An infinite carpet of traffic modes
We used the five traffic modes discussed above to construct a so-called label map by colouring the different time segments in a day with their respective traffic mode colours. If we do this for a sufficiently long time period as illustrated in the figure below, we obtain a colourful carpet, which offers a birds’ eye view of the composition of the different traffic modes over the time period under investigation. On the y-axis we represent the different days of the year, while the x-axis represents the time within each day. Each cell is coloured with the colour of the traffic mode that was observed at that specific day and time, which allows to describe each of the traffic modes in a more intuitive way:
Mode A: Night traffic (avg. occupancy 7%)
Mode B: Morning rush hour peak (avg. occupancy 26%)
Mode C: Day traffic outside rush hours (avg. occupancy 22%)
Mode D: Evening rush hour peak (avg. occupancy 28%)
Mode E: Early morning and late evening traffic (avg. occupancy 15%)
It is interesting to observe that our algorithm considered the morning and evening peaks as different modes, despite people might expect that the rush hours look the same. This is because the traffic flow is almost mirrored (people who went to their work in the morning usually take the reverse trajectory in the evening), plus there is on average a more recreational evening traffic. Note that the grey zones indicate missing data.

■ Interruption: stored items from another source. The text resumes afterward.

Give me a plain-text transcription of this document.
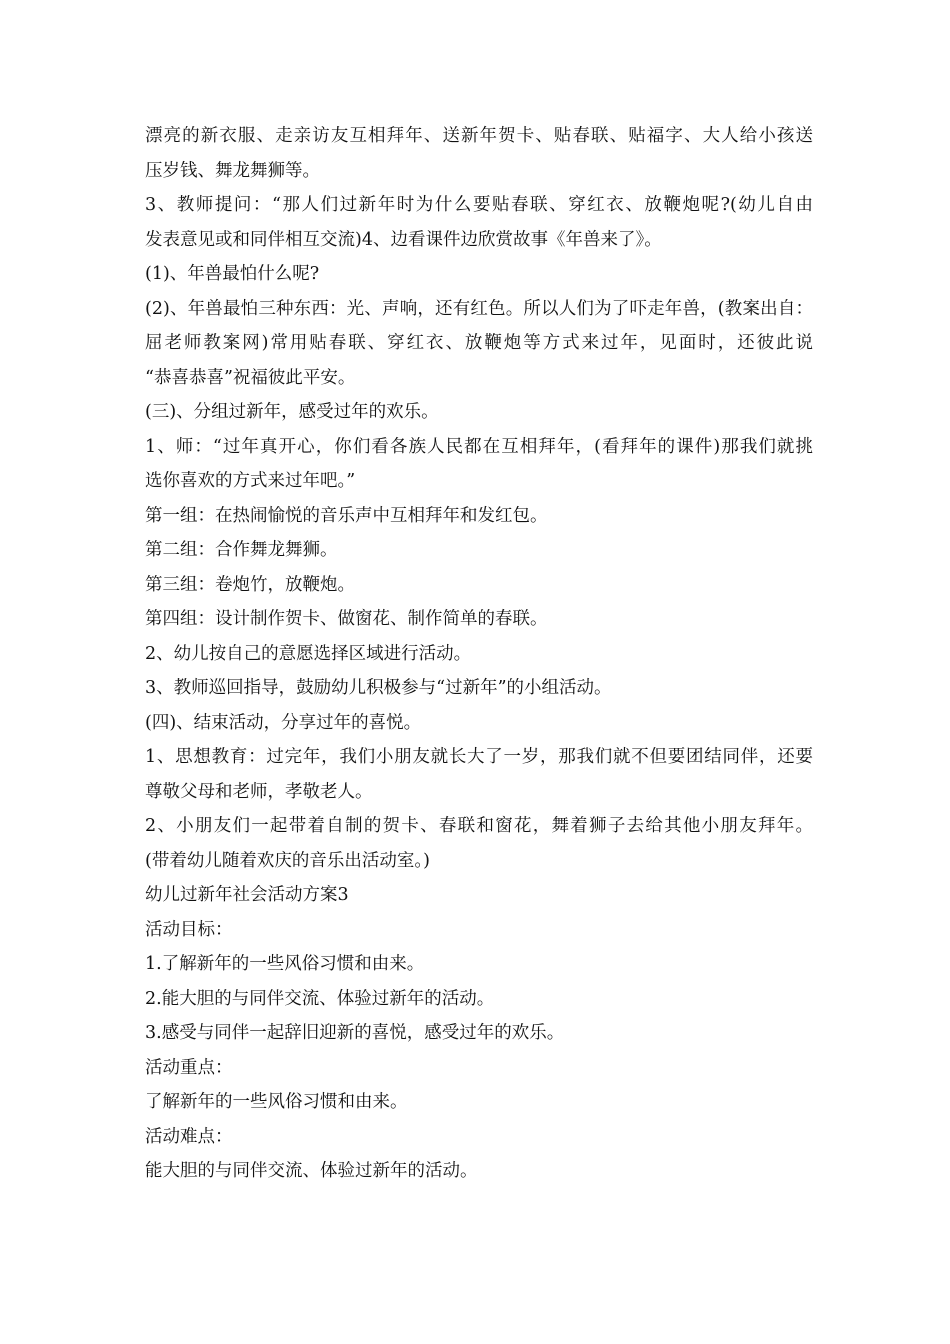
漂亮的新衣服、走亲访友互相拜年、送新年贺卡、贴春联、贴福字、大人给小孩送
压岁钱、舞龙舞狮等。
3、教师提问：“那人们过新年时为什么要贴春联、穿红衣、放鞭炮呢?(幼儿自由
发表意见或和同伴相互交流)4、边看课件边欣赏故事《年兽来了》。
(1)、年兽最怕什么呢?
(2)、年兽最怕三种东西：光、声响，还有红色。所以人们为了吓走年兽，(教案出自：
屈老师教案网)常用贴春联、穿红衣、放鞭炮等方式来过年，见面时，还彼此说
“恭喜恭喜”祝福彼此平安。
(三)、分组过新年，感受过年的欢乐。
1、师：“过年真开心，你们看各族人民都在互相拜年，(看拜年的课件)那我们就挑
选你喜欢的方式来过年吧。”
第一组：在热闹愉悦的音乐声中互相拜年和发红包。
第二组：合作舞龙舞狮。
第三组：卷炮竹，放鞭炮。
第四组：设计制作贺卡、做窗花、制作简单的春联。
2、幼儿按自己的意愿选择区域进行活动。
3、教师巡回指导，鼓励幼儿积极参与“过新年”的小组活动。
(四)、结束活动，分享过年的喜悦。
1、思想教育：过完年，我们小朋友就长大了一岁，那我们就不但要团结同伴，还要
尊敬父母和老师，孝敬老人。
2、小朋友们一起带着自制的贺卡、春联和窗花，舞着狮子去给其他小朋友拜年。
(带着幼儿随着欢庆的音乐出活动室。)
幼儿过新年社会活动方案3
活动目标：
1.了解新年的一些风俗习惯和由来。
2.能大胆的与同伴交流、体验过新年的活动。
3.感受与同伴一起辞旧迎新的喜悦，感受过年的欢乐。
活动重点：
了解新年的一些风俗习惯和由来。
活动难点：
能大胆的与同伴交流、体验过新年的活动。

In the 'carpet of traffic modes' below, we can observe a clear repetitive pattern during the pre-Covid-19 period (indicated with 'normal'). The morning peaks, evening peaks, weekend patterns, etc. are repeating each day and each week.
Lockdown traffic = normal night traffic
Our 'carpet of traffic modes' is offering a very concise, but still rather granular, visualization which is 'infinitely' expandable in time by rolling it forward over a certain period. It facilitates continuous monitoring of the traffic evolution in time e.g. detecting and interpreting recurring patterns during typical weeks (pre-Covid-19). It also allows for rapid detection of deviating behavior, i.e. which has not been observed in the past. We can easily capture the introduction of the first restrictions (14th of March, day 74) and the start of the lockdown (18th of March, day 78). Since then, mode A is predominantly present, which is typically the traffic mode corresponding to night traffic in normal conditions.
Rush hours are emerging
Another fascinating phenomenon which can be observed is the traffic mode evolution in time e.g. the gradual emergence of mode E already in the very beginning of the lockdown at around 7 p.m. and then slowly unrolling forward covering wider parts of the day. So, despite the expectation that there should be no difference in traffic intensities between the first four weeks of the lockdown, a small gradual increase can be observed. Subsequently, following on the gradual relaxation of the lockdown restrictions in May (days 122 until 152), we even observe almost constantly traffic mode E during the day. Eventually, mode C and even mode D (evening rush hour peak) are emerging during the typical rush hours, getting closer and closer to the normal situation, but not yet there.
No rush during rush hours
Zooming into in the ‘carpet of traffic modes’ for the most recent days, it appears that the traffic intensity of the small ring of Brussels during the typical rush hours is gradually increasing towards the volumes of the normal day traffic outside rush hours (mode C). Thus, although the traffic volume is steadily increasing, it has not yet been recovered completely to stagnating rush hour volumes.
This article was also published on the EluciDATA Lab website, as part of a series of blogs in the scope the MISTic project executed by the EluciDATA Lab of Sirris with Macq and VUB as partners. The MISTic project is subsidised by the Brussels-Capital Region - Innoviris.